Host-pathogen genomic interactions and their phenotypic impact in human tuberculosis
Tuberculosis (TB) is still a major health problem worldwide. Every year, 1.7 million people die from this infectious disease caused by the bacterium Mycobacterium tuberculosis (Mtb). Although TB is often fatal when untreated, the course of the disease differs enormously in people infected with Mtb. The objective of this project is to determine the role of genetic diversity of both the patient and the bacterium in these different disease courses.
Objective of the Research Project
Mtb has adapted to the human immune system over thousands of years. Conversely, the host immune system has developed so strongly that an infection with Mtb causes no symptoms in most individuals. However, some people are more TB sensitive than others, and also the Mtb bacteria are different. Certain Mtb variants are more contagious than others and are much more prevalent in the world than less successful ones. Most people who become infected with Mtb do not show any symptoms, in others, the bacteria infect the lungs, while in others again, many different organs are attacked simultaneously.
The aim of this project is to explore the interaction between human diversity and Mtb bacteria and to determine how this interaction affects the course of the disease. We use complementary approaches: i) a simultaneous genome comparison of the TB patients themselves and the Mtb bacteria they are infested with, ii) a detailed analysis of the epidemiological and clinical data of the TB patients, iii) determination of different characteristics of the Mtb bacteria within host cells artificially infected in the laboratory. The genome data of TB patients and their Mtb bacteria will be then integrated with the epidemiological data and laboratory characteristics.
Scientific and Social Context of the Research Project
Our work will generate important information that will lead to a better understanding of TB. Specifically, we will identify those parts of the Mtb genome that interact with the human immune system and show possible foundations for the success of certain Mtb variants and TB susceptibility of certain population groups. These results will i.a. be highly relevant for the development of new vaccines and better diagnostic methods.

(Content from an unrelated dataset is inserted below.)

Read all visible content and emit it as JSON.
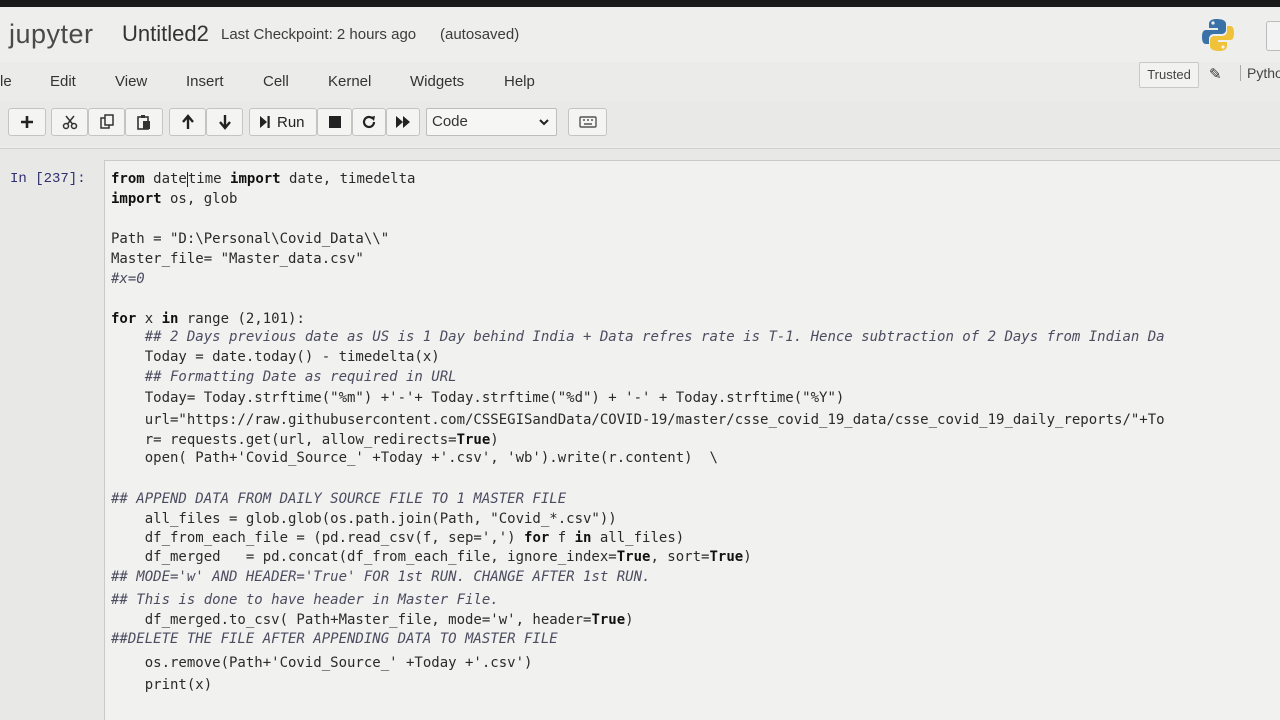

Exposure to M. tuberculosis may lead to sterile or active but also subclinical, latent and reactivation forms of infection. Tuberculosis is normally cured upon appropriate diagnosis and treatment but patients can also relapse. In addition to environmental and socio-economic factors and excepting immunosuppression, these variable outcomes are thought to be influenced by host and bacterial genetic variations, a cocktail accounting for immune response flavors capable or not to prevent TB disease progression. This project combines genome-to-genome analyses with microbiological and immunological assays on tuberculosis (TB) patients and their cognate mycobacterial isolates to i) detect genomic and/or functional signatures of host-pathogen co-evolution, ii) identify genomic loci that interact between the host and the pathogen to jointly affect clinically relevant phenotypes, and iii) explore the respective and combined effects of host- and pathogen genomic variation on clinical, microbiological and immunological phenotypes related to bacterial virulence and transmissibility.